Now, after taking over operations of the 24-store chain, Big Red Liquors has made an even bigger commitment to Indianapolis by buying a 33,000-square-foot building on the city’s south side.

Big Red Liquors new HQ 15colAs many as 40 corporate employees could occupy Big Red Liquors' new HQ. (IBJ Photo/Aaron P. Bernstein)

Big Red plans to renovate the vacant structure at 5439 S. East St., also known as U.S. 31 South, and make it the company's headquarters.

Up to 40 corporate employees should occupy the space by Labor Day after they move there from Bloomington and another location in Indianapolis. The company is leasing space at 6350 Rucker Road near Binford Boulevard and East 62nd Street, which had been the home office of United Package Liquors.

Besides serving as Big Red’s headquarters, the building ultimately could house a warehouse and even a retail liquor store, said Michael Sloan, a real estate broker at The Broadbent Group who represented the building’s seller, United Leasing Inc. in Evansville.

“It’s 20 yards from 50,000 cars a day,” he said. “It’s got great, great visibility, but it was neglected. It was in need of some attention.”
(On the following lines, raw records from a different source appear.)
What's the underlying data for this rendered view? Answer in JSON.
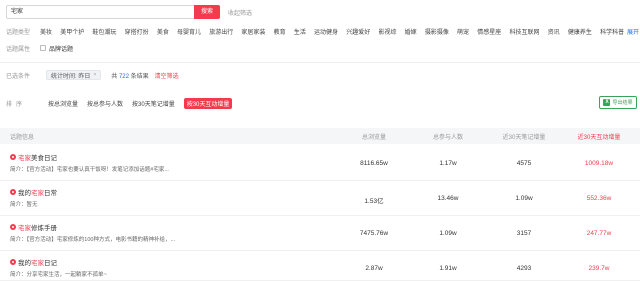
{
  "search": {
    "value": "宅家",
    "button": "搜索",
    "collapse": "收起筛选"
  },
  "topic_type": {
    "label": "话题类型",
    "categories": [
      "美妆",
      "美甲个护",
      "鞋包潮玩",
      "穿搭打扮",
      "美食",
      "母婴育儿",
      "旅游出行",
      "家居家装",
      "教育",
      "生活",
      "运动健身",
      "兴趣爱好",
      "影视综",
      "婚嫁",
      "摄影摄像",
      "萌宠",
      "情感星座",
      "科技互联网",
      "资讯",
      "健康养生",
      "科学科普"
    ],
    "expand": "展开"
  },
  "topic_attr": {
    "label": "话题属性",
    "option": "品牌话题"
  },
  "selected": {
    "label": "已选条件",
    "tag": "统计时间: 昨日",
    "tag_close": "×",
    "count_prefix": "共",
    "count": "722",
    "count_suffix": "条结果",
    "clear": "清空筛选"
  },
  "sort": {
    "label": "排序",
    "options": [
      "按总浏览量",
      "按总参与人数",
      "按30天笔记增量",
      "按30天互动增量"
    ],
    "active_index": 3,
    "export": "导出结果",
    "export_icon": "excel-icon"
  },
  "table": {
    "headers": [
      "话题信息",
      "总浏览量",
      "总参与人数",
      "近30天笔记增量",
      "近30天互动增量"
    ],
    "intro_prefix": "简介：",
    "rows": [
      {
        "title_kw": "宅家",
        "title_rest": "美食日记",
        "title_pre": "",
        "intro": "【官方活动】宅家也要认真干饭呀！发笔记添加话题#宅家...",
        "views": "8116.65w",
        "participants": "1.17w",
        "notes_30d": "4575",
        "interact_30d": "1009.18w"
      },
      {
        "title_kw": "宅家",
        "title_rest": "日常",
        "title_pre": "我的",
        "intro": "暂无",
        "views": "1.53亿",
        "participants": "13.46w",
        "notes_30d": "1.09w",
        "interact_30d": "552.36w"
      },
      {
        "title_kw": "宅家",
        "title_rest": "修炼手册",
        "title_pre": "",
        "intro": "【官方活动】宅家修炼的100种方式，电影书籍的精神补给，...",
        "views": "7475.76w",
        "participants": "1.09w",
        "notes_30d": "3157",
        "interact_30d": "247.77w"
      },
      {
        "title_kw": "宅家",
        "title_rest": "日记",
        "title_pre": "我的",
        "intro": "分享宅家生活，一起躺家不孤单~",
        "views": "2.87w",
        "participants": "1.91w",
        "notes_30d": "4293",
        "interact_30d": "239.7w"
      }
    ]
  }
}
United Leasing bought the building in March 2012 from Famco Properties LLC in Evansville for $961,653, according to Marion County records. Big Red declined to divulge how much it paid when it acquired the property in May, and a sale price has yet to be entered into county records.

United Leasing, an auto leasing company, gave the exterior a bit of a facelift, Sloan said, and repaved the parking lot after gaining possession from Famco.

Big Red plans to make a “significant investment” in the property that should run “well into seven figures,” company CEO Don Rix said.

The building is about 25-percent larger than the company’s Bloomington corporate office. But the real advantage is its proximity to the much larger Indianapolis metro market and the liquor suppliers here, Rix said.

“We’re a very consumer-driven company, so it’s our desire to be more centrally located,” he said.

South-siders may know the building on the east side of U.S. 31 between East Thompson Road and East Epler Avenue as the Old Gray Goat Bike Building. The three-acre property housed the bike shop until about three years ago, when it moved to 7750 S. Meridian St., southwest of its old location.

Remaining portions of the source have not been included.